Another reason nanotechnology is so successfully applied in the field is the ease of manipulating nanoparticles and materials. By changing the shape, size, structure, composition and other properties of nanoparticles and materials, one is able to develop materials with the desired properties like emission, absorption and light scattering.

Nanomaterials are being used in the fields of imaging, therapeutics and in-vitro diagnostics. The use of nanomaterials has enabled the detection of multiple disease biological markers simultaneously. Another area they have performed well is the in early detection of diseases at an early stage. Cost effective assays employing nanotechnology have been developed that require minute sample volumes and that are fast and very sensitive.

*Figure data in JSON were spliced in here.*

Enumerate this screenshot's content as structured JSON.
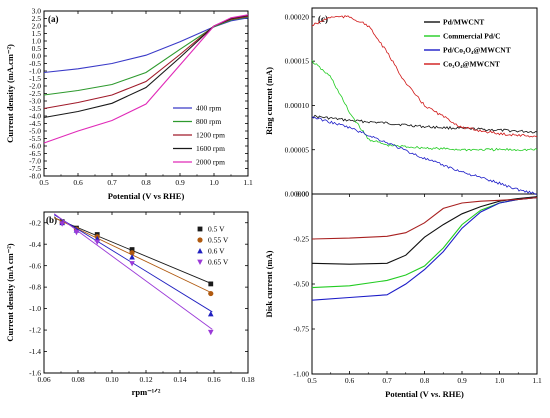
{
  "chart_data": [
    {
      "id": "a",
      "type": "line",
      "panel_label": "(a)",
      "xlabel": "Potential (V vs RHE)",
      "ylabel": "Current density (mA.cm⁻²)",
      "xlim": [
        0.5,
        1.1
      ],
      "ylim": [
        -8.0,
        3.0
      ],
      "xticks": [
        "0.5",
        "0.6",
        "0.7",
        "0.8",
        "0.9",
        "1.0",
        "1.1"
      ],
      "yticks": [
        "3.0",
        "2.5",
        "2.0",
        "1.5",
        "1.0",
        "0.5",
        "0.0",
        "-0.5",
        "-1.0",
        "-1.5",
        "-2.0",
        "-2.5",
        "-3.0",
        "-3.5",
        "-4.0",
        "-4.5",
        "-5.0",
        "-5.5",
        "-6.0",
        "-6.5",
        "-7.0",
        "-7.5",
        "-8.0"
      ],
      "legend_position": "bottom-right",
      "series": [
        {
          "name": "400 rpm",
          "color": "#3a3ac8",
          "x": [
            0.5,
            0.6,
            0.7,
            0.8,
            0.9,
            1.0,
            1.05,
            1.1
          ],
          "y": [
            -1.1,
            -0.85,
            -0.5,
            0.05,
            0.95,
            1.95,
            2.35,
            2.55
          ]
        },
        {
          "name": "800 rpm",
          "color": "#2e9a2e",
          "x": [
            0.5,
            0.6,
            0.7,
            0.8,
            0.9,
            1.0,
            1.05,
            1.1
          ],
          "y": [
            -2.6,
            -2.3,
            -1.9,
            -1.1,
            0.45,
            1.95,
            2.4,
            2.6
          ]
        },
        {
          "name": "1200 rpm",
          "color": "#a01a2a",
          "x": [
            0.5,
            0.6,
            0.7,
            0.8,
            0.9,
            1.0,
            1.05,
            1.1
          ],
          "y": [
            -3.5,
            -3.1,
            -2.6,
            -1.7,
            0.1,
            2.0,
            2.45,
            2.65
          ]
        },
        {
          "name": "1600 rpm",
          "color": "#1a1a1a",
          "x": [
            0.5,
            0.6,
            0.7,
            0.8,
            0.9,
            1.0,
            1.05,
            1.1
          ],
          "y": [
            -4.1,
            -3.7,
            -3.15,
            -2.1,
            -0.1,
            2.0,
            2.5,
            2.7
          ]
        },
        {
          "name": "2000 rpm",
          "color": "#e02ab8",
          "x": [
            0.5,
            0.6,
            0.7,
            0.8,
            0.9,
            1.0,
            1.05,
            1.1
          ],
          "y": [
            -5.8,
            -5.0,
            -4.3,
            -3.2,
            -0.6,
            2.0,
            2.55,
            2.75
          ]
        }
      ]
    },
    {
      "id": "b",
      "type": "scatter",
      "panel_label": "(b)",
      "xlabel": "rpm⁻¹ᐟ²",
      "ylabel": "Current density (mA cm⁻²)",
      "xlim": [
        0.06,
        0.18
      ],
      "ylim": [
        -1.6,
        -0.1
      ],
      "xticks": [
        "0.06",
        "0.08",
        "0.10",
        "0.12",
        "0.14",
        "0.16",
        "0.18"
      ],
      "yticks": [
        "-0.2",
        "-0.4",
        "-0.6",
        "-0.8",
        "-1.0",
        "-1.2",
        "-1.4",
        "-1.6"
      ],
      "legend_position": "top-right",
      "fit_lines": true,
      "series": [
        {
          "name": "0.5 V",
          "marker": "square",
          "color": "#1a1a1a",
          "x": [
            0.0707,
            0.0791,
            0.0913,
            0.1118,
            0.1581
          ],
          "y": [
            -0.19,
            -0.25,
            -0.31,
            -0.45,
            -0.77
          ]
        },
        {
          "name": "0.55 V",
          "marker": "circle",
          "color": "#b05a10",
          "x": [
            0.0707,
            0.0791,
            0.0913,
            0.1118,
            0.1581
          ],
          "y": [
            -0.2,
            -0.26,
            -0.33,
            -0.48,
            -0.86
          ]
        },
        {
          "name": "0.6 V",
          "marker": "triangle-up",
          "color": "#2020c0",
          "x": [
            0.0707,
            0.0791,
            0.0913,
            0.1118,
            0.1581
          ],
          "y": [
            -0.2,
            -0.27,
            -0.35,
            -0.52,
            -1.05
          ]
        },
        {
          "name": "0.65 V",
          "marker": "triangle-down",
          "color": "#9b3ad8",
          "x": [
            0.0707,
            0.0791,
            0.0913,
            0.1118,
            0.1581
          ],
          "y": [
            -0.21,
            -0.29,
            -0.38,
            -0.58,
            -1.22
          ]
        }
      ]
    },
    {
      "id": "c_ring",
      "type": "line",
      "panel_label": "(c)",
      "xlabel": "",
      "ylabel": "Ring current (mA)",
      "xlim": [
        0.5,
        1.1
      ],
      "ylim": [
        0.0,
        0.00021
      ],
      "yticks": [
        "0.00020",
        "0.00015",
        "0.00010",
        "0.00005",
        "0.00000"
      ],
      "legend_position": "top-right",
      "series": [
        {
          "name": "Pd/MWCNT",
          "color": "#111111",
          "x": [
            0.5,
            0.6,
            0.7,
            0.8,
            0.9,
            1.0,
            1.1
          ],
          "y": [
            8.8e-05,
            8.3e-05,
            8e-05,
            7.6e-05,
            7.4e-05,
            7.2e-05,
            7e-05
          ]
        },
        {
          "name": "Commercial Pd/C",
          "color": "#22cc22",
          "x": [
            0.5,
            0.55,
            0.6,
            0.65,
            0.7,
            0.8,
            0.9,
            1.0,
            1.1
          ],
          "y": [
            0.00015,
            0.000132,
            9.2e-05,
            6.2e-05,
            5.5e-05,
            5.2e-05,
            5e-05,
            5e-05,
            5e-05
          ]
        },
        {
          "name": "Pd/Co₃O₄@MWCNT",
          "color": "#1c1cc8",
          "x": [
            0.5,
            0.6,
            0.7,
            0.8,
            0.9,
            1.0,
            1.05,
            1.1
          ],
          "y": [
            8.7e-05,
            7.5e-05,
            5.8e-05,
            4e-05,
            2.5e-05,
            1.2e-05,
            5e-06,
            0.0
          ]
        },
        {
          "name": "Co₃O₄@MWCNT",
          "color": "#d01818",
          "x": [
            0.5,
            0.55,
            0.6,
            0.65,
            0.7,
            0.75,
            0.8,
            0.9,
            1.0,
            1.1
          ],
          "y": [
            0.00019,
            0.0002,
            0.0002,
            0.00019,
            0.00016,
            0.000125,
            0.0001,
            7.5e-05,
            6.8e-05,
            6.5e-05
          ]
        }
      ]
    },
    {
      "id": "c_disk",
      "type": "line",
      "panel_label": "",
      "xlabel": "Potential (V vs. RHE)",
      "ylabel": "Disk current (mA)",
      "xlim": [
        0.5,
        1.1
      ],
      "ylim": [
        -1.0,
        0.0
      ],
      "xticks": [
        "0.5",
        "0.6",
        "0.7",
        "0.8",
        "0.9",
        "1.0",
        "1.1"
      ],
      "yticks": [
        "0.00",
        "-0.25",
        "-0.50",
        "-0.75",
        "-1.00"
      ],
      "legend_position": "top-right",
      "series": [
        {
          "name": "Pd/MWCNT",
          "color": "#111111",
          "x": [
            0.5,
            0.6,
            0.7,
            0.75,
            0.8,
            0.85,
            0.9,
            0.95,
            1.0,
            1.05,
            1.1
          ],
          "y": [
            -0.385,
            -0.39,
            -0.385,
            -0.34,
            -0.24,
            -0.17,
            -0.11,
            -0.07,
            -0.04,
            -0.025,
            -0.015
          ]
        },
        {
          "name": "Commercial Pd/C",
          "color": "#22cc22",
          "x": [
            0.5,
            0.6,
            0.7,
            0.75,
            0.8,
            0.85,
            0.9,
            0.95,
            1.0,
            1.05,
            1.1
          ],
          "y": [
            -0.52,
            -0.51,
            -0.48,
            -0.45,
            -0.4,
            -0.3,
            -0.17,
            -0.09,
            -0.05,
            -0.03,
            -0.02
          ]
        },
        {
          "name": "Pd/Co₃O₄@MWCNT",
          "color": "#1c1cc8",
          "x": [
            0.5,
            0.6,
            0.7,
            0.75,
            0.8,
            0.85,
            0.9,
            0.95,
            1.0,
            1.05,
            1.1
          ],
          "y": [
            -0.59,
            -0.575,
            -0.56,
            -0.5,
            -0.42,
            -0.32,
            -0.19,
            -0.1,
            -0.05,
            -0.03,
            -0.02
          ]
        },
        {
          "name": "Co₃O₄@MWCNT",
          "color": "#a82020",
          "x": [
            0.5,
            0.6,
            0.7,
            0.75,
            0.8,
            0.85,
            0.9,
            0.95,
            1.0,
            1.05,
            1.1
          ],
          "y": [
            -0.25,
            -0.245,
            -0.235,
            -0.215,
            -0.16,
            -0.08,
            -0.05,
            -0.04,
            -0.035,
            -0.03,
            -0.02
          ]
        }
      ]
    }
  ]
}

Using nanomaterials, it is possible to detect of very trace of target analytes. Nanomaterials are also the most promising technology for the development of protein arrays with high throughput. Nanoperaticles that are bioconjugated are used in biomolecular recognition and assays to amplify signals.

Point of care diagnostics promises to revolutionize healthcare. Healthcare providers and patients will be able to perform assays in even the remotest of locations. This will especially change healthcare in developing countries and remote areas.

Genetic sequencing is being changed by the use of nanomaterials. Employing gold nanomaterials, it is possible to detect a sample’s genetic sequence. The use of nanowires, nanogaps, nanopillars and other nanostructure based devices will increase the sensitivy of sensors, enabling the detection of even single molecules. The application of such devices has been shown to be able to identity and characterize single-stranded genomic RNA and DNA without the need for amplification.

Medical imaging has improved as a result of nanotechnology. Quantum dots, nanoparticles and other nanomaterials are a good fit for this kind of application since their functionality and performance can be easily enhanced. Conjugating them to biological marker specific vectors enables them to be targeted to specific body sites that may be diseased.

Better therapy is enabled using such methods since nanotechnology based imaging agents can be used to provide information on function and physiology in addition to anatomical data. This enables the detection of diseases at an early stage and provides more accurate information.